Catahoulas love attention. They are loyal companions, showing a great deal of affection to their family. They are very protective of their 'pack' and can be reserved with strangers; care should be taken when someone new comes into a Cats' territory. They are natural guardians and are always on alert for danger. They make wonderful guard dogs, but should never be ignored. Paying no attention to a Catahoula will create an unapproachable, aloof pet.
These are not city dogs. Apartment living is not recommended. Cats need plenty of hard exercise, at least one hour every day. A one-hour walk is not sufficient. Cats need to run, rain or shine. If not properly exercised, they tend to find other ways to burn off energy, typically in the form of destructive behavior. Keep this in mind when considering a Catahoula for your home.
Catahoulas are truly superior hunting dogs. They are brave and versatile, and make an outstanding dog for the right owner.
Home and Family Relations
Catahoulas can be aggressive with strangers. This includes strange children. Daily interaction with the family is essential for socialization. They have dominant personalities, and can be aggressive with other animals. Care should be taken when introducing a Cat to your household, especially an adult.
Cats can be kept outside in most climates, but need a warm bed as they have a single coat. Cats need to stay inside in extremely cold temperatures.

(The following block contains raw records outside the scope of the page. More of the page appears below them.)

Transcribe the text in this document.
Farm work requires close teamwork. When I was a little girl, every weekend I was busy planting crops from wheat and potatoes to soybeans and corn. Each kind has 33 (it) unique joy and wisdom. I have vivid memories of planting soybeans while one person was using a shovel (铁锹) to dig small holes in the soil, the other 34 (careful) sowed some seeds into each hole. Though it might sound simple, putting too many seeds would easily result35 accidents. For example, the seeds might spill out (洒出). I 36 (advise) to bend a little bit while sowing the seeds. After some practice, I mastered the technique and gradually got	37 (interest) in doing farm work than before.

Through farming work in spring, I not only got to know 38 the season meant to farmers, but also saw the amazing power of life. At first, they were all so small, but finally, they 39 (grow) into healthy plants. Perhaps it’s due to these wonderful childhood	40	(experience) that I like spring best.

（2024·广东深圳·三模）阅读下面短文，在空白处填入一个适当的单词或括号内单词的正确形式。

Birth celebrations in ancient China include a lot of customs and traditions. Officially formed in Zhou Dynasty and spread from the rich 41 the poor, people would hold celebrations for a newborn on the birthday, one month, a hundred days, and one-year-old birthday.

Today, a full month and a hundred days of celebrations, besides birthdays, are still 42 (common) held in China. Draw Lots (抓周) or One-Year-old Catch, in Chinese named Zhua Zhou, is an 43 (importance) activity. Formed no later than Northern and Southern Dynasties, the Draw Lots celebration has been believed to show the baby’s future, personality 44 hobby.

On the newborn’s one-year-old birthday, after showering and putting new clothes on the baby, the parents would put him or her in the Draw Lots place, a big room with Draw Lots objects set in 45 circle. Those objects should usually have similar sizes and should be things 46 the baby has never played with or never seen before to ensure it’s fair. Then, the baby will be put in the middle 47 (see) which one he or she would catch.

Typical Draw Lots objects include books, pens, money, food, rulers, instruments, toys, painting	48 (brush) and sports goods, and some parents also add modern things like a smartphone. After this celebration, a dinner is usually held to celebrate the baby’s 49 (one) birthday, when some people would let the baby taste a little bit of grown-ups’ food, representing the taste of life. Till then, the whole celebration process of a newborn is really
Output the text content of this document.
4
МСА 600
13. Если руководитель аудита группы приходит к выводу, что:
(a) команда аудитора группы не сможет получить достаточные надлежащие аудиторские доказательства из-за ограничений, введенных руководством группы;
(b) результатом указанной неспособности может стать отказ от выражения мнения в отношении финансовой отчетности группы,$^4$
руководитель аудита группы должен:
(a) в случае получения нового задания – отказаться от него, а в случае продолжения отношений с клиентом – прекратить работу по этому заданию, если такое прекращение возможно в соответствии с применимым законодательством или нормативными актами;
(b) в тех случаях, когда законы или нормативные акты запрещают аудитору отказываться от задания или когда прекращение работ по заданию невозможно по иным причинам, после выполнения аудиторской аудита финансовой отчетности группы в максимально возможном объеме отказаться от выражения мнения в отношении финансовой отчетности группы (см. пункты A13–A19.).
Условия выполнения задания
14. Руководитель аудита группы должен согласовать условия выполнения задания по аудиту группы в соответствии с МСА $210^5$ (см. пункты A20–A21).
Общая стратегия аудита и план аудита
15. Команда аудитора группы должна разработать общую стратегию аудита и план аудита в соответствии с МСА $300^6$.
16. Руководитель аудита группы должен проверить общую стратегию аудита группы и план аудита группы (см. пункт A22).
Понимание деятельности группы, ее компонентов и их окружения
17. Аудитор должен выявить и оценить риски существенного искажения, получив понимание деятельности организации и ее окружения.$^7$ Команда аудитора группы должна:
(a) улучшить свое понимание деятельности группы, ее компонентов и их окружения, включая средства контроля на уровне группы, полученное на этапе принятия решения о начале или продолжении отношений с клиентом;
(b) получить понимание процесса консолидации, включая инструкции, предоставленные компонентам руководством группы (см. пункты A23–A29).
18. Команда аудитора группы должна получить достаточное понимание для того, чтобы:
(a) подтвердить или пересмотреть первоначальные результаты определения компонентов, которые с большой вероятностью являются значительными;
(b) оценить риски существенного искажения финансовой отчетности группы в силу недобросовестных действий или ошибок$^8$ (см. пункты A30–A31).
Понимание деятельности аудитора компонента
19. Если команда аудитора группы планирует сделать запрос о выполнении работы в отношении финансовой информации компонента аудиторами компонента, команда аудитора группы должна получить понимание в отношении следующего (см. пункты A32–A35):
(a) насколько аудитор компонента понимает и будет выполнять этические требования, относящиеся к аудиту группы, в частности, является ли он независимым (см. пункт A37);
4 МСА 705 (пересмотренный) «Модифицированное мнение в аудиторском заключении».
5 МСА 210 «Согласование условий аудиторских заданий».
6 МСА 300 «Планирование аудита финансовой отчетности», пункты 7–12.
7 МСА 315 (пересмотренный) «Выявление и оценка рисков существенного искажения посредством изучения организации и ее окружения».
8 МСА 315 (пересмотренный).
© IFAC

These dogs are very intelligent, and highly trainable. Their dominant personalities require a firm hand and an abundance of patience. Ideally, a Cat should be trained at a very early age. They are good with obedience and agility, as long as the owner does not waver on discipline. Cats are particularly talented in Schutzhund training and in Search and Rescue training.
Catahoulas are not recommended for the average dog owner. They need acreage, or at least a large fenced in yard, as they require loads of hard exercise. A sturdy pen is required to house the Cat when company comes over.
Common Diseases and Disorders
In general, the Catahoula leopard dog is a healthy dog with few medical concerns. However, the following diseases or disorders have been reported:
Gastric torsion (bloat) is a life-threatening sudden illness associated with the stomach filling with air and twisting.
Hip dysplasia is a malformation of the hip joint that results in pain, lameness and arthritis.
Hypothyroidism results when the thyroid gland does not function adequately. Without enough thyroid hormone, illness can occur.
Diabetes is a disease of the pancreas related to insufficient amounts of insulin production.
In addition, the Catahoula leopard dog is also prone to deafness.
The average life expectancy of the Catahoula is 12 to 13 years.
We realize that each dog is unique and may display other characteristics. This profile provides generally accepted breed information only.